Das lyrische Hauptthema in der Exposition des ersten Satzes ist von Septimen bestimmt. Dessen Melodik in der ersten Violine erinnert an das D-Dur-Streichquartett (KV 575) von Wolfgang Amadeus Mozart.[1] Das Seitenthema dagegen kontrastiert mit Synkopen und Sforzati. In der Durchführung führen Variationen des Hauptthemas sowie weitere Synkopen und Sforzati zu sechsstimmigen Triolen. In der Reprise dominiert erneut die Septime, bevor der Satz in kräftigen Achteln endet.

Das kantable Hauptthema des zweiten Satzes besteht aus vier Tönen, die dreimal – jeweils in einer höheren Tonlage – wiederholt werden. Ihm wird ein heiteres Seitenthema gegenübergestellt. In diesem tänzeln die Instrumente sowohl auf kanonische Weise umher als auch in den Pausen umeinander. Die Reprise wird von mit Sforzati unterlegten Sechzehnteln bestimmt, bevor dieser Satz in der Coda in immer schwächer werdenden Pausen endet.

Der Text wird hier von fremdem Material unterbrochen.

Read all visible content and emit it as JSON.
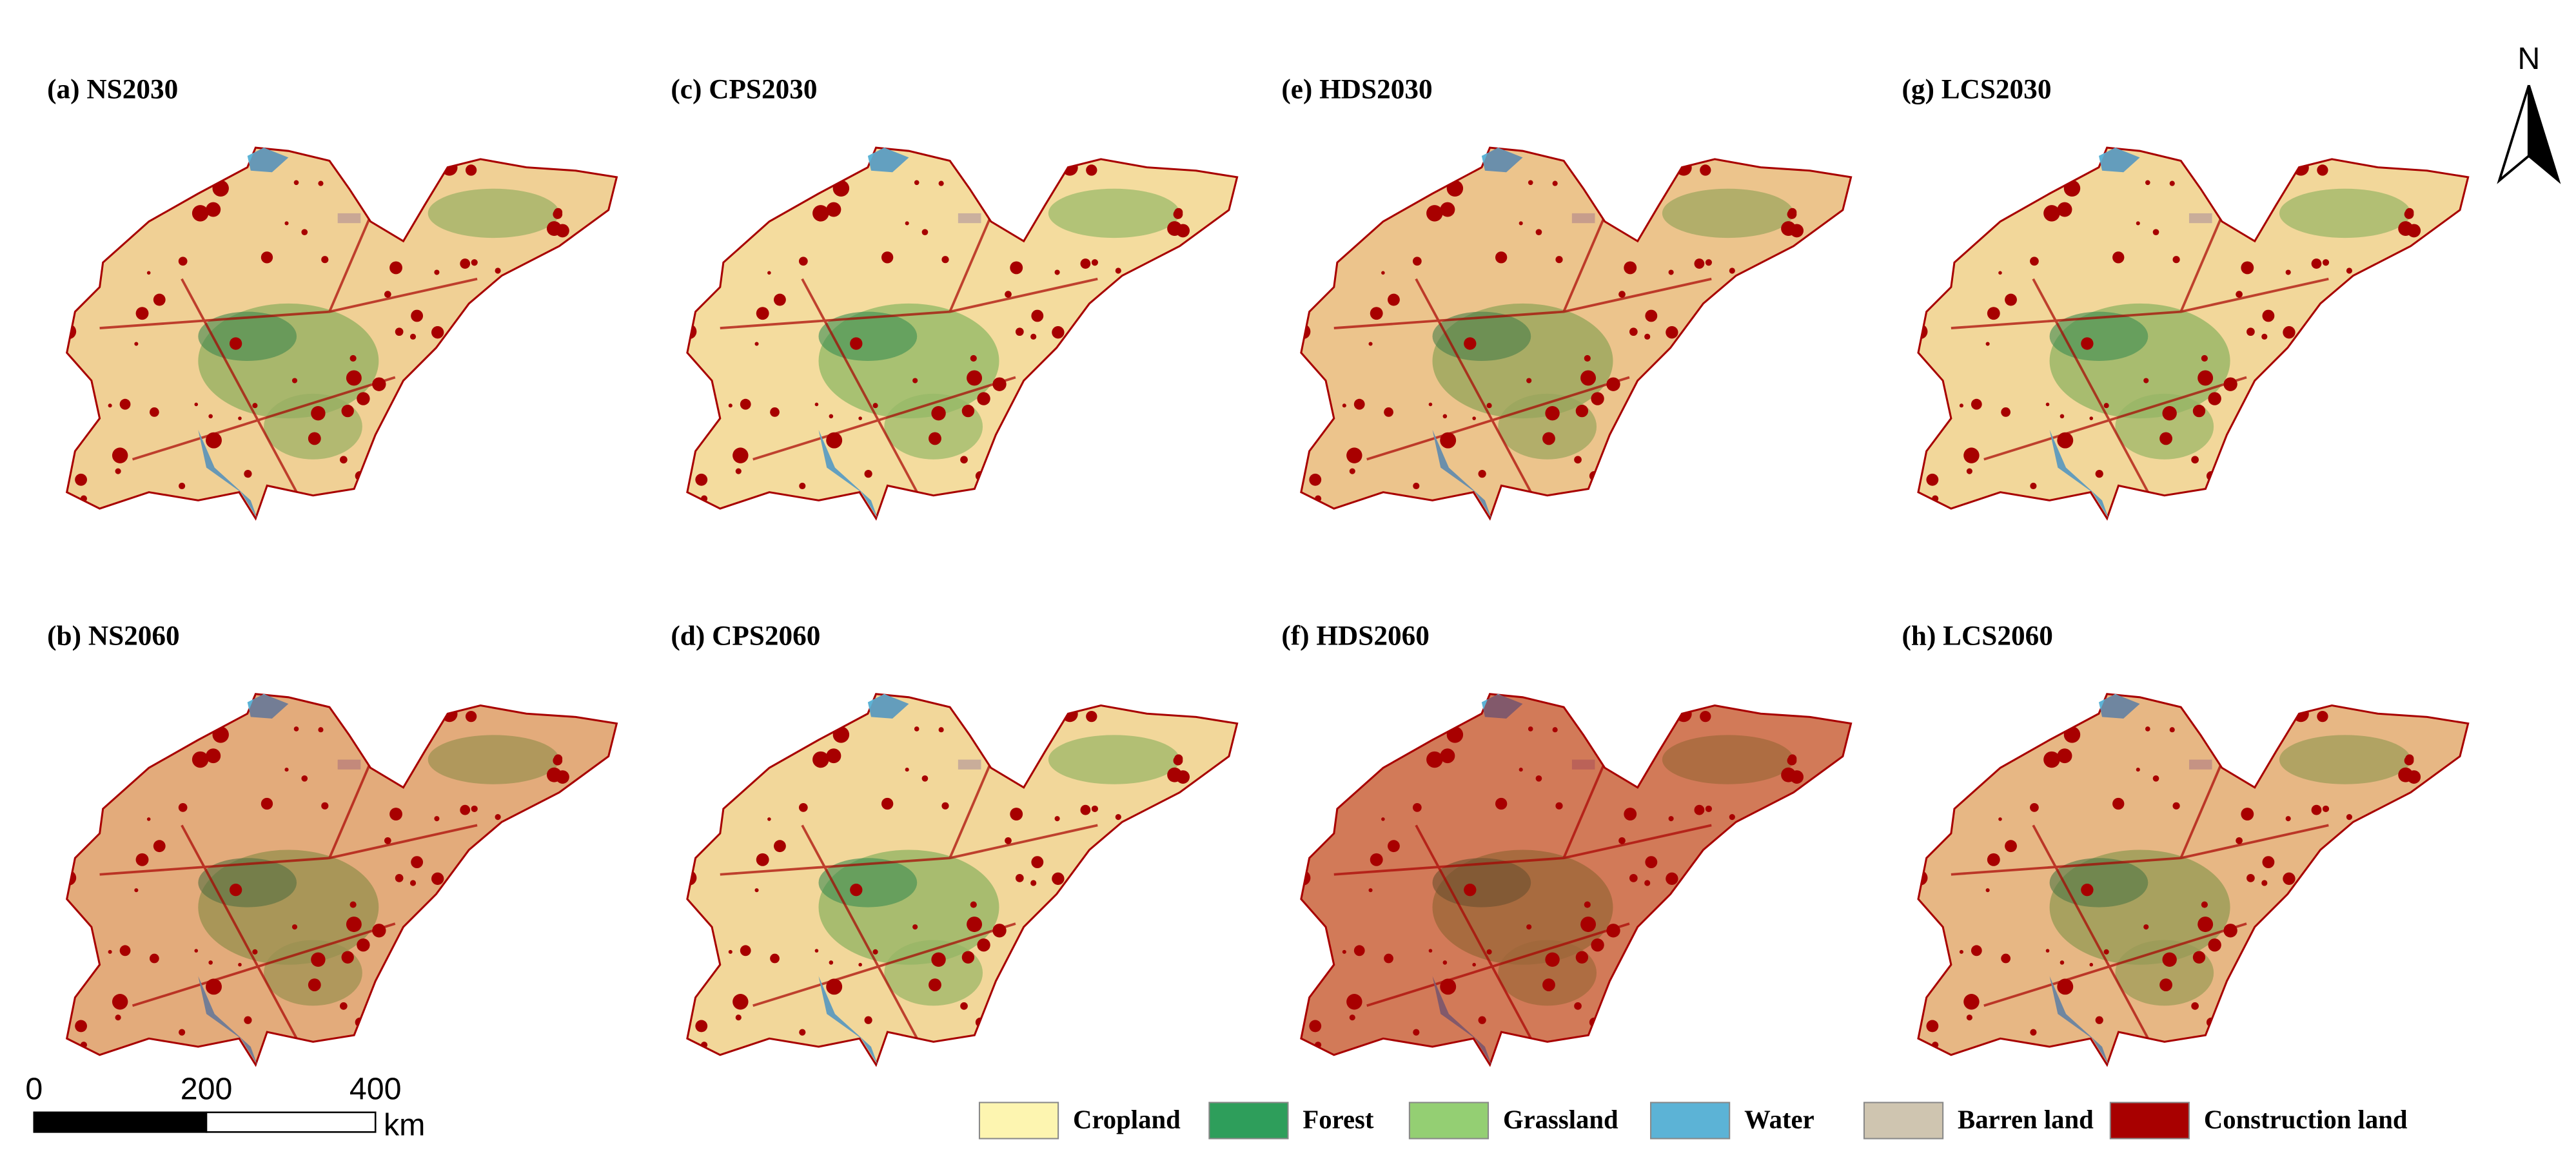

In Abweichung von der Tradition bezeichnet Beethoven den dritten Satz nicht mehr als „Scherzo“, sondern nur noch neutral mit der Tempoangabe „Allegro“. Der Satz lehnt sich in seiner Liedartigkeit an die ersten beiden Sätze an. Der Mittelteil in Moll (mit „Minore“ betitelt) ist durch Achtelläufe gekennzeichnet.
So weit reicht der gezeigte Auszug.